E n v o l t u r a S

13 maio 2010

QUARTO 201

Aquele lugar era de todo amarelo. As cortinas, os lençóis, o leito. O amarelo não aquecia o frio ambiente. Havia ali um vapor a ocupar todo espaço. No centro da peça, com a cabeceira encostada na parede estava a cama. A cada lado da cebeceira, um pequeno bidê. No da direita, um copo d'água um abajour e a imagem de Nossa Senhora de Fátima. No outro, apenas uma maçã. Talvez um pouco de reza.
A doença há muito havia avançado. Estava quase indo-se. Minha cabeça estava quieta pensando em como é que algumas doenças conseguiam vencer a luta. Com doze anos a gente não entende muita coisa, quer dizer, hoje já se entende. Tem muita mãe por aí com esta idade. Mas naquele tempo, eu, pelo menos, não entendia. Não conseguia
. Não entendia por que os hospitais tem todos o mesmo cheiro. Por que se estuda, estuda e pesquisa e pouco se sabe ou se quer saber. Não entendia porquê. Por que minha mãe estava tão amarela. Toda amarela. Naquela mangueirinha, as gotas iam pingando devegarinho e meus olhos fixos iam contando.

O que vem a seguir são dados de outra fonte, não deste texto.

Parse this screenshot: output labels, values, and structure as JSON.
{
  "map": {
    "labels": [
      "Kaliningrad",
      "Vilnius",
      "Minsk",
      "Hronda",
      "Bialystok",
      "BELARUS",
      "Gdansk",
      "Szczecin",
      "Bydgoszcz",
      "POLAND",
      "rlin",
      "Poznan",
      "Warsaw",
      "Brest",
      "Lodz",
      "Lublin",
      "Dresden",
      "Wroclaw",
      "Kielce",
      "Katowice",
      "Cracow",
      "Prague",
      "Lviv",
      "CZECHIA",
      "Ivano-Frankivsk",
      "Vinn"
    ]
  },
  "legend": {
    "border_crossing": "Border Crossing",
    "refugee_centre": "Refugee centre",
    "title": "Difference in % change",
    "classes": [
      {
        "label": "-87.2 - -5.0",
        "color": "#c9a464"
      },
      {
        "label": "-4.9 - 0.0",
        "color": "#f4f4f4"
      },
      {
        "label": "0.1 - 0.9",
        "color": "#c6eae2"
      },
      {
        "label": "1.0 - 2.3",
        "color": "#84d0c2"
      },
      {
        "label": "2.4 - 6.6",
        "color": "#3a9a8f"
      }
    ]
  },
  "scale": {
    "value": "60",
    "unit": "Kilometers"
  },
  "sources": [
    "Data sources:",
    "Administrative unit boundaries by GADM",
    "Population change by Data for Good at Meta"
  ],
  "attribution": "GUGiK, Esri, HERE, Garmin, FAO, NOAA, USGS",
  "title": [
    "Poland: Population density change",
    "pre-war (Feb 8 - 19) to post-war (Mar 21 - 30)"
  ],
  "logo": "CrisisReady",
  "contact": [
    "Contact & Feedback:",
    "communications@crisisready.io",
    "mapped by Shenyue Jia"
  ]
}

Minha tia tentava me explicar que a causa do amarelo de minha mãe, era devido aos remédios. Eu nem a ouvia. Nisso, a porta abriu-se e entrou um médico. Comprimentou todo mundo e perguntou à minha mãe como ela estava. Ela não respondeu. Nem precisava. O Dr. estava aos pés da cama e do lado direito estava meu pai. Eu fiquei junto de minha tia que segurava minha mão. Meus ouvidos buscavam entender o que o médico, usando termos técnicos, explicava sobre a maldita doença. Tentava detalhar seu estado. Minha boca silenciosa gemia ao som dos aparelhos. Quis gritar mas me fiz muda. Minha mãe nem deixou o médico terminar de falar e ficou implorando para que ele lhe tirasse o útero, os ovários, as pernas. Pedia que lhe cortassem ao meio. Eu tremendo. Ao meio não. Minha tia me tirou do quarto. Disse que meu pai tinha que tomar umas providências. Pra quê então cirurgia? Que deixassem como antes. Eu precisava arrumar minhas irmãs. Minha tia disse que se eu chorasse me sentiria melhor. Não chorei. Chorar adianta? Certa vez, quando eu devia ter uns cinco anos, pulei de cima de uma árvore e caí sobre uma garrafa quebrada. Meu pé dividiu-se ao meio. A dor era tanta que não conseguia chorar. E, se vissem que eu estava chorando, ainda apanhava. Acho que foi com esta idade que sequei. Aprendi a engolir o choro quando tive de mostrar à minha avó o que havia feito. Ela assustou-se e tratou do meu pé com muito sabão e toucinho de porco que era pra não infeccionar. Levou muito tempo para ficar bom, mas com remédios caseiros, às vezes dá certo. Como é que nos hospitais não se consegue isto? Se o médico fosse bom profissional tinha cortado minha mãe ao meio. Acho que ele até quis, mas não deu tempo.